Having crushed the opposition at the 100th Tour, the British rider is looking ahead. And the French may need to get used to hearing the British anthem ring out again and again on the Champs-Elysees. Froome’s prowess in time trials and on mountain climbs - vital for any modern winner of cycling’s premier race - plus his age, 28, and his hunger for more success give him the makings of a multiple champion. Rivals, be warned.
Hungry for more
“As long as I’m hungry for it, as long as I’ve got the motivation and the physical ability, I’ll go for it,” he said. “To come and target the Tour, that’s got to be the biggest goal and to be able to do that year after year through your prime period, I think that’s got to be what my main focus is on.”
“I can time trial reasonably, I can climb pretty well,” Froome added, in typically understated fashion. “I can’t see what else they are going to really put in the Tour that I would struggle with. So I would like to think that I can come back every year.”
Froome is a less flamboyant character than some of the other riders who have seared the 110-year-old race with their larger-than-life personalities.
Riders like five-time champion Bernard Hinault, France’s irascible “Badger” who liked to impose his will on the race, or Lance Armstrong, the cancer survivor with a childhood chip on his shoulder who tarnished the Tour with his serial doping, lies and bullying - which all caught up with him when he was stripped of his seven wins last year.
In the post-Armstrong era of suspicion, with many fans and critics now convinced that they shouldn’t believe what they see, Froome faced intense scrutiny and dealt adroitly with it. Unlike some other riders who cut short questions about doping and bristled, Froome said he was happy to discuss the issue that has so poisoned his sport. He insisted he rides clean and said he, too, feels let down by the succession of cheats.

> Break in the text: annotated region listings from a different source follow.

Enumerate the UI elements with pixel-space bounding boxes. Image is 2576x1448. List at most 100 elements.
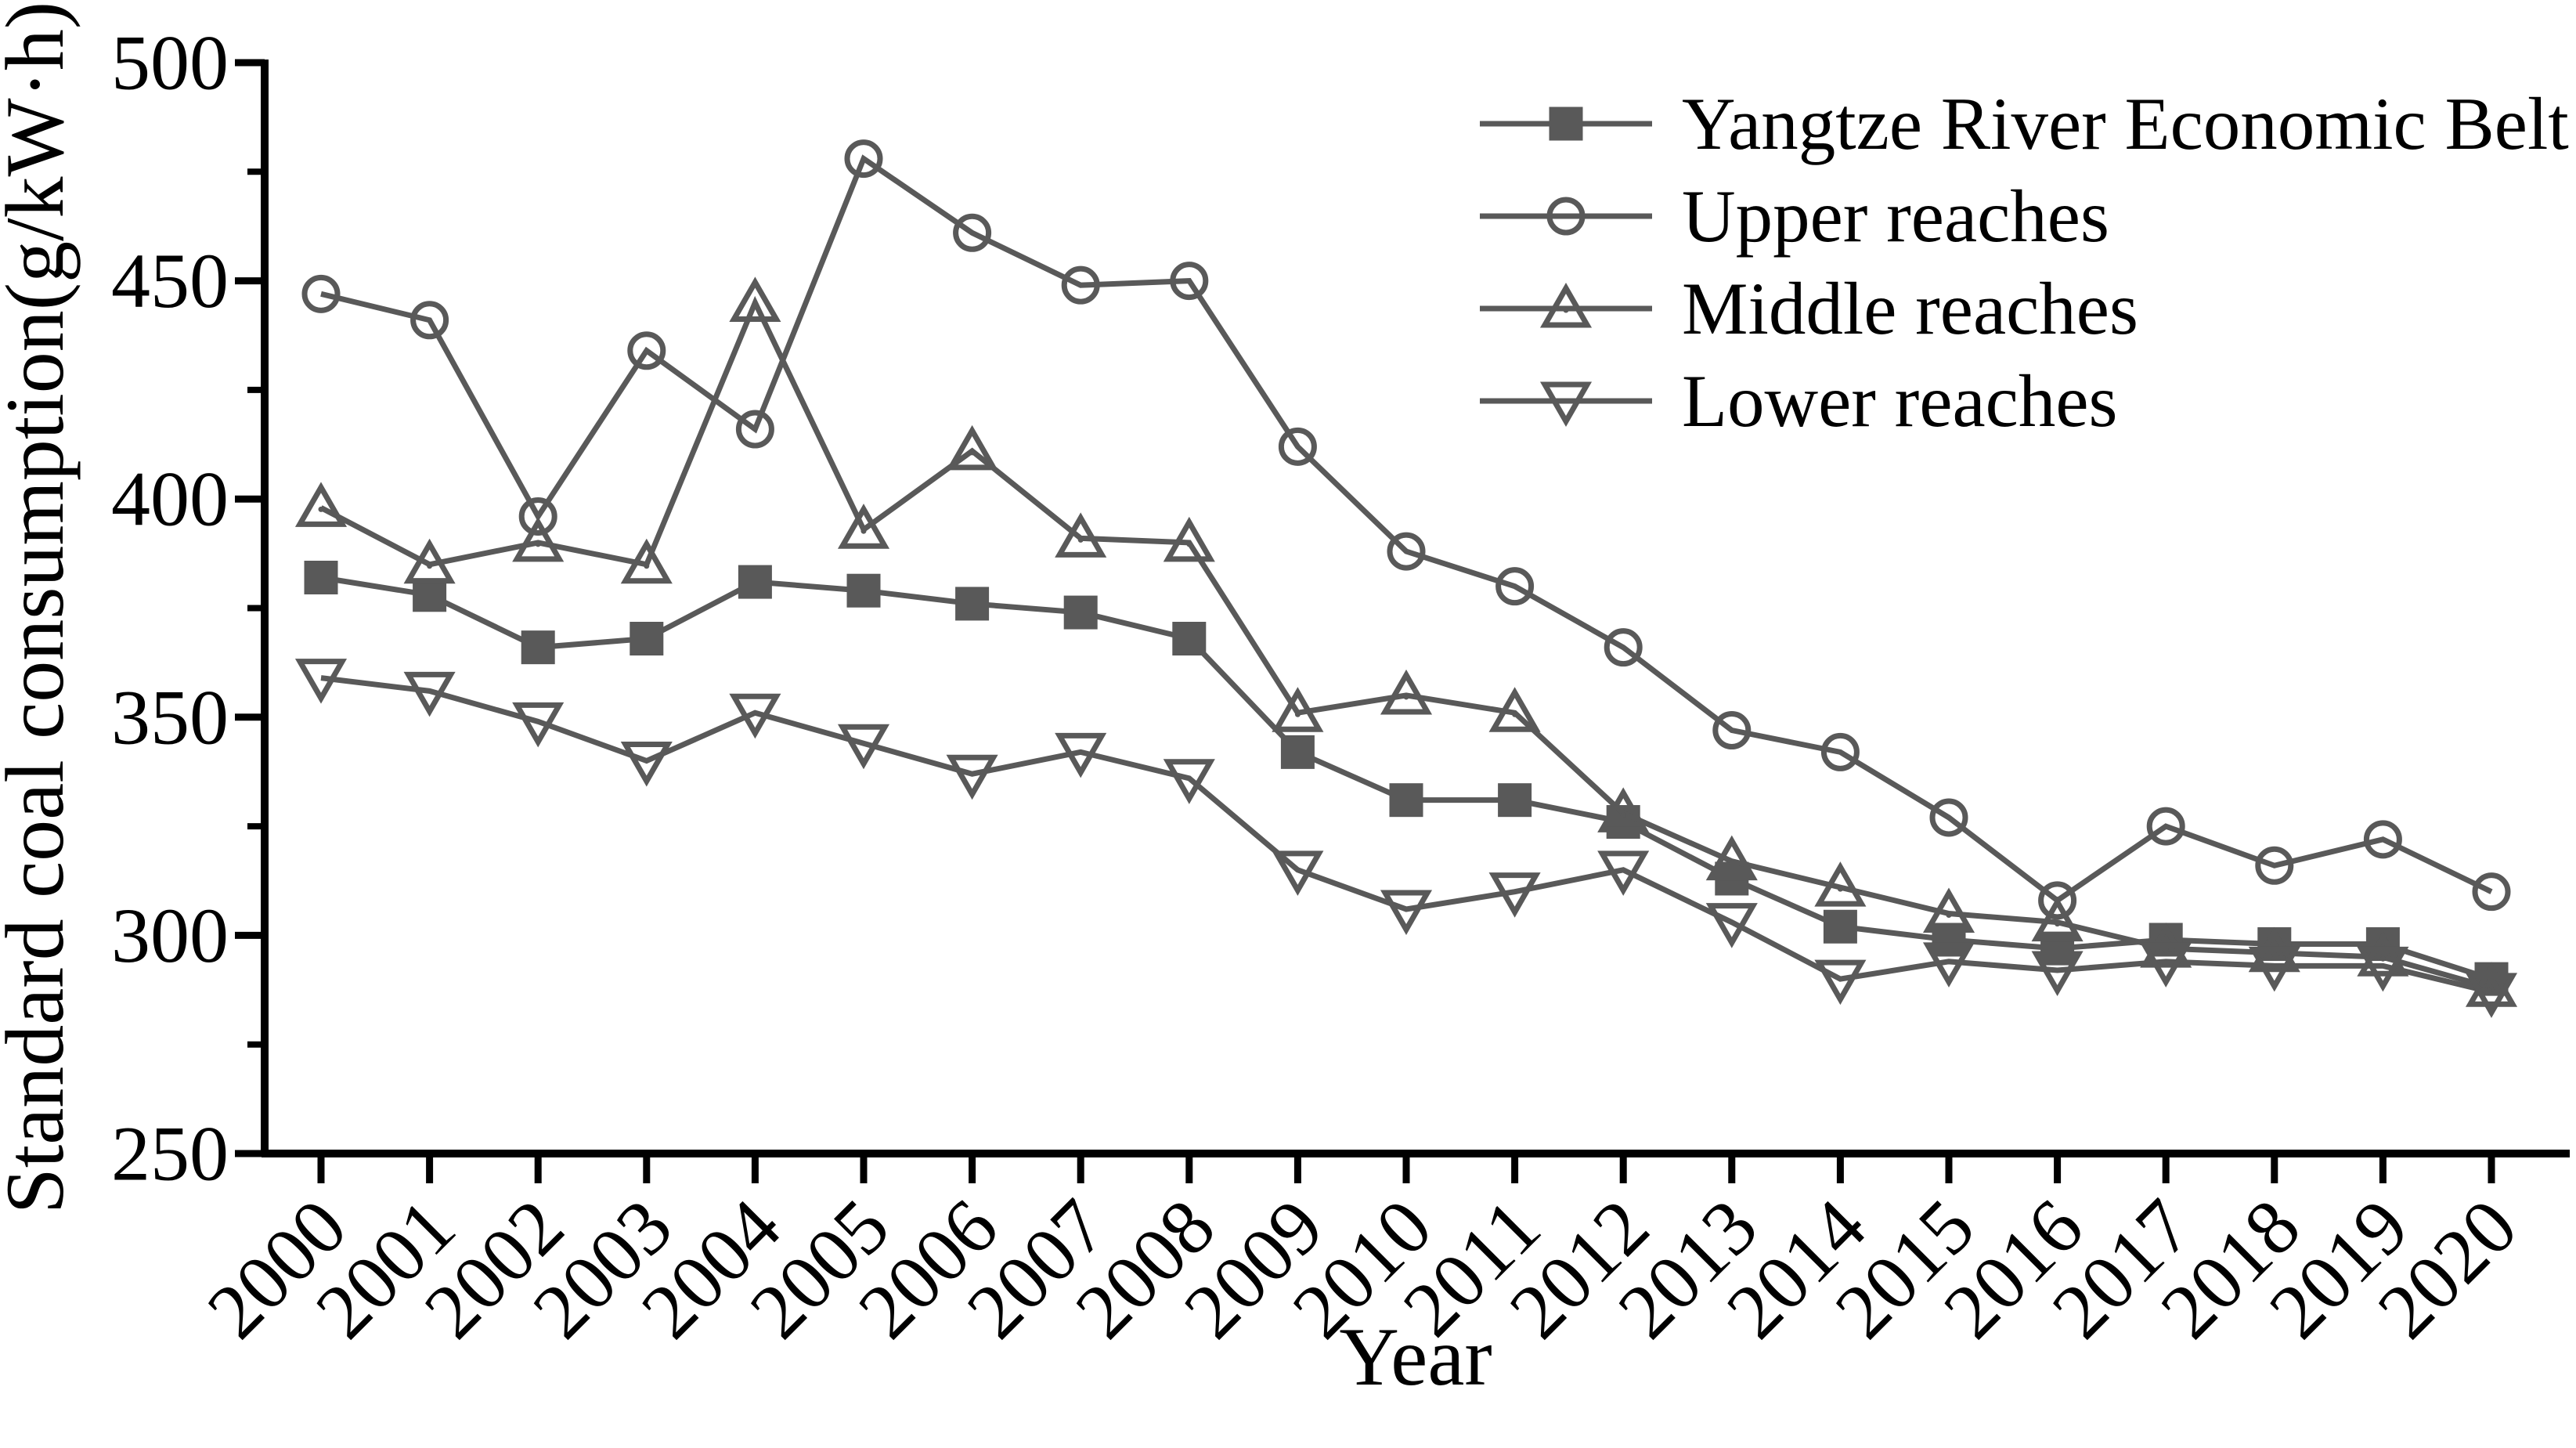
data-point-open-circle — [2255, 846, 2294, 885]
data-point-open-triangle-up — [2031, 896, 2084, 942]
data-point-open-triangle-up — [294, 482, 348, 527]
data-point-open-circle — [1170, 262, 1209, 301]
data-point-filled-square — [1823, 909, 1857, 944]
data-point-open-circle — [301, 274, 341, 313]
triangle-up-center-dot — [318, 506, 324, 512]
data-point-open-triangle-down — [403, 671, 456, 717]
data-point-open-triangle-up — [620, 538, 673, 584]
y-tick-label: 250 — [111, 1110, 229, 1197]
data-point-open-triangle-down — [1163, 759, 1215, 804]
data-point-open-triangle-down — [1055, 732, 1107, 778]
y-tick-label: 450 — [111, 237, 229, 324]
data-point-open-circle — [1604, 628, 1643, 667]
data-point-open-circle — [735, 410, 774, 449]
data-point-open-triangle-up — [837, 504, 890, 549]
y-tick-label: 300 — [111, 892, 229, 979]
data-point-open-triangle-up — [1597, 787, 1650, 832]
data-point-open-triangle-down — [620, 742, 673, 787]
data-point-open-triangle-up — [2465, 962, 2518, 1007]
data-point-open-circle — [1929, 798, 1968, 837]
data-point-open-triangle-up — [1814, 861, 1867, 907]
data-point-open-triangle-up — [729, 276, 781, 322]
data-point-filled-square — [630, 622, 664, 656]
y-axis-title: Standard coal consumption(g/kW·h) — [0, 2, 81, 1214]
triangle-up-center-dot — [1946, 912, 1952, 919]
data-point-open-circle — [2146, 807, 2185, 846]
data-point-open-circle — [1820, 732, 1860, 771]
triangle-up-center-dot — [1294, 711, 1301, 717]
data-point-open-circle — [518, 497, 557, 536]
data-point-open-triangle-up — [1055, 512, 1107, 558]
data-point-open-triangle-down — [1380, 890, 1433, 935]
data-point-open-triangle-down — [2031, 951, 2084, 997]
triangle-up-center-dot — [427, 563, 433, 569]
data-point-open-triangle-down — [512, 702, 565, 748]
data-point-filled-square — [1063, 595, 1098, 630]
data-point-open-triangle-up — [1163, 516, 1215, 562]
data-point-open-triangle-down — [2248, 946, 2300, 992]
y-tick-label: 400 — [111, 456, 229, 543]
data-point-open-triangle-up — [1272, 687, 1324, 732]
triangle-up-center-dot — [969, 450, 976, 456]
data-point-open-triangle-up — [512, 516, 565, 562]
data-point-open-triangle-up — [403, 538, 456, 584]
data-point-filled-square — [521, 630, 555, 665]
data-point-filled-square — [304, 560, 338, 594]
triangle-up-center-dot — [1077, 536, 1084, 543]
triangle-up-center-dot — [2271, 951, 2278, 958]
data-point-filled-square — [1498, 783, 1532, 818]
data-point-open-triangle-down — [729, 693, 781, 739]
triangle-up-center-dot — [1563, 307, 1569, 313]
data-point-open-circle — [1387, 532, 1426, 571]
legend-label: Yangtze River Economic Belt — [1682, 82, 2569, 165]
triangle-up-center-dot — [1620, 811, 1626, 818]
data-point-open-circle — [953, 213, 992, 252]
data-point-open-triangle-up — [1705, 835, 1758, 881]
data-point-open-triangle-down — [1272, 850, 1324, 896]
triangle-up-center-dot — [2379, 955, 2386, 962]
data-point-open-circle — [1712, 711, 1752, 750]
data-point-open-triangle-down — [2465, 973, 2518, 1018]
triangle-up-center-dot — [1512, 711, 1518, 717]
data-point-open-triangle-down — [837, 724, 890, 770]
data-point-open-triangle-up — [2357, 931, 2409, 977]
triangle-up-center-dot — [2055, 921, 2061, 927]
data-point-filled-square — [738, 565, 772, 599]
triangle-up-center-dot — [1186, 541, 1192, 547]
data-point-open-circle — [1278, 427, 1317, 466]
data-point-filled-square — [413, 578, 447, 612]
data-point-open-circle — [2472, 872, 2511, 912]
data-point-open-triangle-up — [1922, 887, 1975, 933]
y-tick-label: 350 — [111, 673, 229, 760]
data-point-filled-square — [1389, 783, 1423, 818]
series-line-open-circle — [320, 154, 2493, 905]
legend-label: Lower reaches — [1682, 359, 2117, 442]
data-point-open-triangle-up — [946, 424, 998, 471]
data-point-open-triangle-down — [946, 754, 998, 800]
data-point-open-circle — [627, 331, 666, 370]
data-point-open-triangle-down — [294, 659, 348, 704]
x-axis-title: Year — [1339, 1311, 1492, 1403]
legend-marker-open-triangle-up — [1539, 282, 1593, 328]
legend-marker-filled-square — [1549, 107, 1583, 141]
data-point-open-circle — [2363, 820, 2402, 859]
data-point-filled-square — [1172, 622, 1207, 656]
triangle-up-center-dot — [644, 563, 650, 569]
data-point-open-triangle-down — [2140, 942, 2192, 988]
data-point-open-triangle-up — [1380, 669, 1433, 715]
triangle-up-center-dot — [1403, 694, 1409, 700]
legend-marker-open-triangle-down — [1539, 381, 1593, 428]
legend-marker-open-circle — [1546, 197, 1586, 236]
data-point-open-triangle-down — [1922, 942, 1975, 988]
series-line-open-triangle-down — [320, 675, 2492, 995]
triangle-up-center-dot — [860, 528, 867, 534]
y-tick-label: 500 — [111, 20, 229, 107]
data-point-filled-square — [1280, 735, 1315, 769]
data-point-open-circle — [1061, 265, 1100, 305]
triangle-up-center-dot — [1837, 886, 1843, 892]
triangle-up-center-dot — [1729, 860, 1735, 866]
triangle-up-center-dot — [752, 301, 758, 307]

He also argued that his success demonstrates that the anti-doping system - now among the most rigorous, invasive and sustained of any sport - must be working, because otherwise he wouldn’t be able to win.
“This is one yellow jersey that will stand the test of time,” he vowed on the podium Sunday.
None of 100th Tour’s podium finishers - Froome, Colombian Nairo Quintana and Spaniard Joaquim Rodriguez - have failed a drug test or been directly implicated in any of cycling’s litany of doping scandals. That is a notable departure from the era of Armstrong, whose name has literally been crossed out of the Tour’s history book, and from many other Tour podiums before and since then. As for results that will be enduring, Froome said “I know mine will.”